O trabalho desenvolvido por Silva (2008) nos mostra que outra grande preocupação da comunidade surda é com o ensino da língua oficial do país, a língua portuguesa, que na Política de Educação de Surdos de Santa Catarina enfatiza seu ensino como uma segunda língua em sua modalidade escrita. Apesar do recente reconhecimento ainda são incipientes as pesquisas sobre como acontece tal processo de ensino-aprendizagem com concepções de ensino de segunda língua que sejam diferenciadas das pesquisas de aquisição de línguas orais-auditivas.

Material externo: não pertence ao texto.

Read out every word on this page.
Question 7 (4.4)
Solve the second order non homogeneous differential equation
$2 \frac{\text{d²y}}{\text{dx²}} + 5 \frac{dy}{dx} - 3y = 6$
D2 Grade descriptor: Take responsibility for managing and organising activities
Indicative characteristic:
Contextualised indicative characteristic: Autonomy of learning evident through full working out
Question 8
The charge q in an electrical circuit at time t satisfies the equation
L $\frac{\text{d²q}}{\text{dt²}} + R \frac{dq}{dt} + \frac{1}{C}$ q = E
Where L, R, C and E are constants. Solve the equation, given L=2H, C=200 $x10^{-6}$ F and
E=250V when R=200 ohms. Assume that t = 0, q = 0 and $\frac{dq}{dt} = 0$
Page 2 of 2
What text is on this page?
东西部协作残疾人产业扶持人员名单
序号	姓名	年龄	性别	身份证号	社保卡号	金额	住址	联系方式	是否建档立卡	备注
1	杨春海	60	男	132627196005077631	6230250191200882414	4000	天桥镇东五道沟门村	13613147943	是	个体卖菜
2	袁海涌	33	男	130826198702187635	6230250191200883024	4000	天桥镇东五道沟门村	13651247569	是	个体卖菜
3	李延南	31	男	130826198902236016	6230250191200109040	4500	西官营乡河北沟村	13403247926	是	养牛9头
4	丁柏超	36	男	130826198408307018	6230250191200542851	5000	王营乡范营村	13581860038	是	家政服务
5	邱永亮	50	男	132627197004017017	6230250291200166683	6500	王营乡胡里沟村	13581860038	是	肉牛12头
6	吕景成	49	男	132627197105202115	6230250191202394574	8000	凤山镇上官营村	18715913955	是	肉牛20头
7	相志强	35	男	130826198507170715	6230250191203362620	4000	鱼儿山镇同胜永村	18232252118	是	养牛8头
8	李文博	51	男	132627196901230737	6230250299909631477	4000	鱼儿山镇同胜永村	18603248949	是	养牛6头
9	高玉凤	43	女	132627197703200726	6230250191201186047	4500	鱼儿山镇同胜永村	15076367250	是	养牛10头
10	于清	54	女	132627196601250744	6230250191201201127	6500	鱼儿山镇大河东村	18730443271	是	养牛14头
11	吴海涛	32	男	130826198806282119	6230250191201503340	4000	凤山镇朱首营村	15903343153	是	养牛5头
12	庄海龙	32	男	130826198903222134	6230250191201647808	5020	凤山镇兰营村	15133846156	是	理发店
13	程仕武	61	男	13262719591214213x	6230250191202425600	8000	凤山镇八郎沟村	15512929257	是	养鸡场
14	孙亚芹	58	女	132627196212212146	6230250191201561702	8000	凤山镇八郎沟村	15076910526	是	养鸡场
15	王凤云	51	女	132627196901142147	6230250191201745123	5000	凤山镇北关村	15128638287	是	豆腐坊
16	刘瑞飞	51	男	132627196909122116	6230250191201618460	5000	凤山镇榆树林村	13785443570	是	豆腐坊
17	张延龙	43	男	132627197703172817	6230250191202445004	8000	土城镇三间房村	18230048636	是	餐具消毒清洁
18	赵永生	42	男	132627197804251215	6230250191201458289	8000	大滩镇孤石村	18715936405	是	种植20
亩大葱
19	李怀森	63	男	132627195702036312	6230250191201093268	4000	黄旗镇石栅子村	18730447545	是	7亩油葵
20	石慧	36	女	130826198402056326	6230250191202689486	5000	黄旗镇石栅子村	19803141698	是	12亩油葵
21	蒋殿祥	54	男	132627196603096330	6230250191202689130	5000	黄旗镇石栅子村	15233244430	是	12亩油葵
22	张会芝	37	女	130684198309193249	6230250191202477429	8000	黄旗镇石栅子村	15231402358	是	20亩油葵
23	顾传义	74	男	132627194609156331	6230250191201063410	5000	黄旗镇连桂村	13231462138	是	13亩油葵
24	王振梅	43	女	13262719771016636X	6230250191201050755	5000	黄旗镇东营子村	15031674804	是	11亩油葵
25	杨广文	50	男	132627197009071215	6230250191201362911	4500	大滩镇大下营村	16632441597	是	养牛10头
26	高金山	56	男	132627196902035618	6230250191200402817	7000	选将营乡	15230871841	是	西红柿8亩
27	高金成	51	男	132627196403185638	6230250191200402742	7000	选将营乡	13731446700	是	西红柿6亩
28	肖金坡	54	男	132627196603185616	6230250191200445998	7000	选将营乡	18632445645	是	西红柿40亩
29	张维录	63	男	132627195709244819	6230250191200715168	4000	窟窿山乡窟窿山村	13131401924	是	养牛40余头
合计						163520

De acordo com Andreis-Witkoski (2011, p. 04), há uma confirmação de que a escola continua produzindo e reproduzindo práticas induzentes à condição de iletrados-funcionais, sendo o que a maioria dos surdos brasileiros alcança, mesmo depois de permanecerem anos nos bancos escolares. Entre os fatores que conduzem a esse resultado, a análise dos dados empíricos, conforme Andreis-Witkoski (2011, p. 07) aponta para o preconceito contra os alunos surdos, que os estigmatiza como deficientes e sem condições efetivas de desenvolvimento semelhante aos ouvintes, bem como a não formação ou formação deficitária dos professores, com as tentativas de normalização do surdo à cultura hegemônica, que repercutem, negativamente, na sua formação identitária e no seu sentimento de pertença, associado ao reconhecimento da legitimidade dos direitos especiais alcançados, recentemente, na sociedade brasileira, tendo em vista a reparação dos obstáculos sociais e estruturais que a sociedade preserva, não obstante a excludência que ela expresse.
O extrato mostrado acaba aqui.